Subject requires treatment with any potent CYP3A4 inhibitors or inducers during the study
(see Appendix 3).
Subject has received electroconvulsive therapy treatment within the 3 months prior to
screening or is expected to require electroconvulsive therapy (ECT) during the study.
Subject has a history of neuroleptic malignant syndrome. Subject exhibits evidence of
severe tardive dyskinesia, severe dystonia, or any other severe movement disorder. Severity
will be determined by the Investigator.
Subject has a history of alcohol or substance abuse (DSM-IV-TR criteria) within 3 months
prior to screening or alcohol or substance dependence (DSM-IV-TR criteria) within 12 months
prior to screening. The only exceptions include caffeine or nicotine abuse/dependence.
Subject tests positive for drugs of abuse at screening. In the event a subject tests
positive for cannabinoids (tetrahydrocannabinol), the Investigator will evaluate the
subject's ability to abstain from using this drug during the study. This information will
be discussed with the Medical Monitor prior to study enrollment.
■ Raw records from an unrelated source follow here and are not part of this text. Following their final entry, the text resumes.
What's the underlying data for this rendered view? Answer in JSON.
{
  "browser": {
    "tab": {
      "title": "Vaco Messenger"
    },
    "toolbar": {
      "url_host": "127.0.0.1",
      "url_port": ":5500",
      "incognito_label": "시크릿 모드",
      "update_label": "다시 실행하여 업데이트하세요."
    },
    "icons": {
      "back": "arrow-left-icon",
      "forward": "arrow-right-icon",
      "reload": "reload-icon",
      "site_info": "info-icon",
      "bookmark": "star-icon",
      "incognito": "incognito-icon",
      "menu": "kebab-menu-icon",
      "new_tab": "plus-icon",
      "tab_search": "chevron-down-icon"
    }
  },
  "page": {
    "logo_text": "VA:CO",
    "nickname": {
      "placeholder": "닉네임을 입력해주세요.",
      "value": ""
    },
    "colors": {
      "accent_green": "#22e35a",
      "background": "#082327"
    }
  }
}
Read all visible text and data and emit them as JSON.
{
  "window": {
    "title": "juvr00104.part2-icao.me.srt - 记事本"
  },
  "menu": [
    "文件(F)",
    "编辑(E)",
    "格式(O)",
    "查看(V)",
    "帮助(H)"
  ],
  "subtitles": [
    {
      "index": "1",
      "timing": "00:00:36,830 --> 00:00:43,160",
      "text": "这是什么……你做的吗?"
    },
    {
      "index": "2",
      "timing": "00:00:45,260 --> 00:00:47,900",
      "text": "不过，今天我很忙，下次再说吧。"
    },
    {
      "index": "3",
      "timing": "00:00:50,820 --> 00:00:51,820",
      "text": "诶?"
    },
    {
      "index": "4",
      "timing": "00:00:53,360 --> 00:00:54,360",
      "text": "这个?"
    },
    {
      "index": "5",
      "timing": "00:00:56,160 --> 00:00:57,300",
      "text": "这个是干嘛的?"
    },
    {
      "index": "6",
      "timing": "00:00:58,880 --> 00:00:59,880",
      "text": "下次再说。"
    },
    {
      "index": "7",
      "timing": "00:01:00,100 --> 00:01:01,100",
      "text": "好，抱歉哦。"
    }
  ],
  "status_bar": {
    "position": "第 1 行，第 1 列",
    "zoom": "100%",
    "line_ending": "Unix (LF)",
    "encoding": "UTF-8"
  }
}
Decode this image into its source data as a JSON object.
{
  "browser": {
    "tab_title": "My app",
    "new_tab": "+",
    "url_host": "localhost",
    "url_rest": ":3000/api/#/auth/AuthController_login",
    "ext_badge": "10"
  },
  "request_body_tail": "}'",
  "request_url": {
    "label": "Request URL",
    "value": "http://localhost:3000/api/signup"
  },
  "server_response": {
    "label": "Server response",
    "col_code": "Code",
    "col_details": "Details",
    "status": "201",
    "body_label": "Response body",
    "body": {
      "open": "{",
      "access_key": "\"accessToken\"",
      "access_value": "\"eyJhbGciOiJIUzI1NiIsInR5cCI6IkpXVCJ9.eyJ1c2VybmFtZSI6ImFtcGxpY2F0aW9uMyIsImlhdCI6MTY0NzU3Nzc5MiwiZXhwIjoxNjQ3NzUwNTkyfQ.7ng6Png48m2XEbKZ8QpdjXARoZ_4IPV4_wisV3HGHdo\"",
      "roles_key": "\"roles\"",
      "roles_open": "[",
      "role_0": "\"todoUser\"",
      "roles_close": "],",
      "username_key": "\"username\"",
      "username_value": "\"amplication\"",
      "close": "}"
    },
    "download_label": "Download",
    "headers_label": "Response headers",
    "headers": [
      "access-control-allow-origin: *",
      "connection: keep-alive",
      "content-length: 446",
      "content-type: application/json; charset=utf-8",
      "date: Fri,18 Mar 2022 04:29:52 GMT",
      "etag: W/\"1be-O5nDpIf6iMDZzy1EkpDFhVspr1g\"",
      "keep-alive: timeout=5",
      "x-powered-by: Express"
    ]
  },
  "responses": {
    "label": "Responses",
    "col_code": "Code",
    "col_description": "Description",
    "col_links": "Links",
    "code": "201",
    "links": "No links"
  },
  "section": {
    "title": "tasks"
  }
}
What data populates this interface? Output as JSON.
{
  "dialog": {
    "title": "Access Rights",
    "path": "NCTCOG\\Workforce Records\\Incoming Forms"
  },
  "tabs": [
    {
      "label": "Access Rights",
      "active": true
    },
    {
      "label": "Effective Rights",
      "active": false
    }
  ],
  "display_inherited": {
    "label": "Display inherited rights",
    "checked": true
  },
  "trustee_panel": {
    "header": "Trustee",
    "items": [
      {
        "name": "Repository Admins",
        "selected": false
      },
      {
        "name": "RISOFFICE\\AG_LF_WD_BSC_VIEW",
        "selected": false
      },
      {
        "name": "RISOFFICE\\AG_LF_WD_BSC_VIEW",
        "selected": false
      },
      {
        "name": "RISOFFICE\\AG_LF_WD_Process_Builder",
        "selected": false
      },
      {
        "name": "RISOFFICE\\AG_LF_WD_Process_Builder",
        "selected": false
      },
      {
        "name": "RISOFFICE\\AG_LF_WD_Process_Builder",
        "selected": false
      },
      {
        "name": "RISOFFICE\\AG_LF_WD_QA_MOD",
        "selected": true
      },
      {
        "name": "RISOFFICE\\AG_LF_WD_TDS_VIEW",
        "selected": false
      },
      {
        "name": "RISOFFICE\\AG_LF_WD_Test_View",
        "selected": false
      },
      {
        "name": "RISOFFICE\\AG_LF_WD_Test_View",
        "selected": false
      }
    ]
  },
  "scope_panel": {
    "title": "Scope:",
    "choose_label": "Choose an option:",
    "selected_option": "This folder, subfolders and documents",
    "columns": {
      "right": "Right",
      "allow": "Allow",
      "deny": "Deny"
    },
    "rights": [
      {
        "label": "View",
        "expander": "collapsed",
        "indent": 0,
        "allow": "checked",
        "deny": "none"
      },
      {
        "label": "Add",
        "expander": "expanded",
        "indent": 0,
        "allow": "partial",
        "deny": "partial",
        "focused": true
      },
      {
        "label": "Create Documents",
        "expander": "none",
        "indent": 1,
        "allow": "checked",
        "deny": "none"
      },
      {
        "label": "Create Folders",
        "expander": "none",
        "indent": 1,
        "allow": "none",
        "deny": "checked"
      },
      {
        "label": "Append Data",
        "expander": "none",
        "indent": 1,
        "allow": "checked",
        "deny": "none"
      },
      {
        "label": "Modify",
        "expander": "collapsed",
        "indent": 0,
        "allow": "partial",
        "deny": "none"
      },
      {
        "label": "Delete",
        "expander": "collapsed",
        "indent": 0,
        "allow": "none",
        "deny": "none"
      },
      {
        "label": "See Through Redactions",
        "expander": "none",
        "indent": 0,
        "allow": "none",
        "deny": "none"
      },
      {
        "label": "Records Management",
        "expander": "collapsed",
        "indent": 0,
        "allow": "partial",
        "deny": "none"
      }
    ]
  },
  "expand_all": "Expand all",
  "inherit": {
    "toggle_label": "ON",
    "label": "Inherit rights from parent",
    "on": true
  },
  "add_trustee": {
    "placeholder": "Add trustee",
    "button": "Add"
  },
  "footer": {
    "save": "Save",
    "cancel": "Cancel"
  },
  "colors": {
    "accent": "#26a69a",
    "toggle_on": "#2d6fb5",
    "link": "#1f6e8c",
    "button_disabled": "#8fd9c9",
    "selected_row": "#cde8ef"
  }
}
Subject had a history or presence of an abnormal electrocardiogram (ECG), which in the
Investigator's opinion is clinically significant (Medical Monitor may be consulted to
determine clinical significance).
Subject has poor peripheral venous access that will limit the ability to draw blood as
judged by the Investigator.
Subject has a history of hypersensitivity to more than 2 distinct chemical classes of drug
(e.g., sulfas and penicillins).
Subject was screened or washed out previously more than three times for this study.
Subject is currently participating, or has participated in, a study with an investigational
or marketed compound or device within 3 months prior to signing the informed consent, or
has participated in 2 or more studies within 12 months prior to signing the informed
consent.
Subject is homeless or did not have a stable residence for the 3 months prior to the
screening phase.
Subject is unable to cooperate with any study procedures, unlikely to adhere to the study
procedures and keep appointments, in the opinion of the Investigator, or was planning to
relocate during the study.
Subject requires guardianship under the laws of his/her country.
Double-blind - Subjects who in the Investigator's judgment have not been compliant with
study medication during the open-label stabilization phase.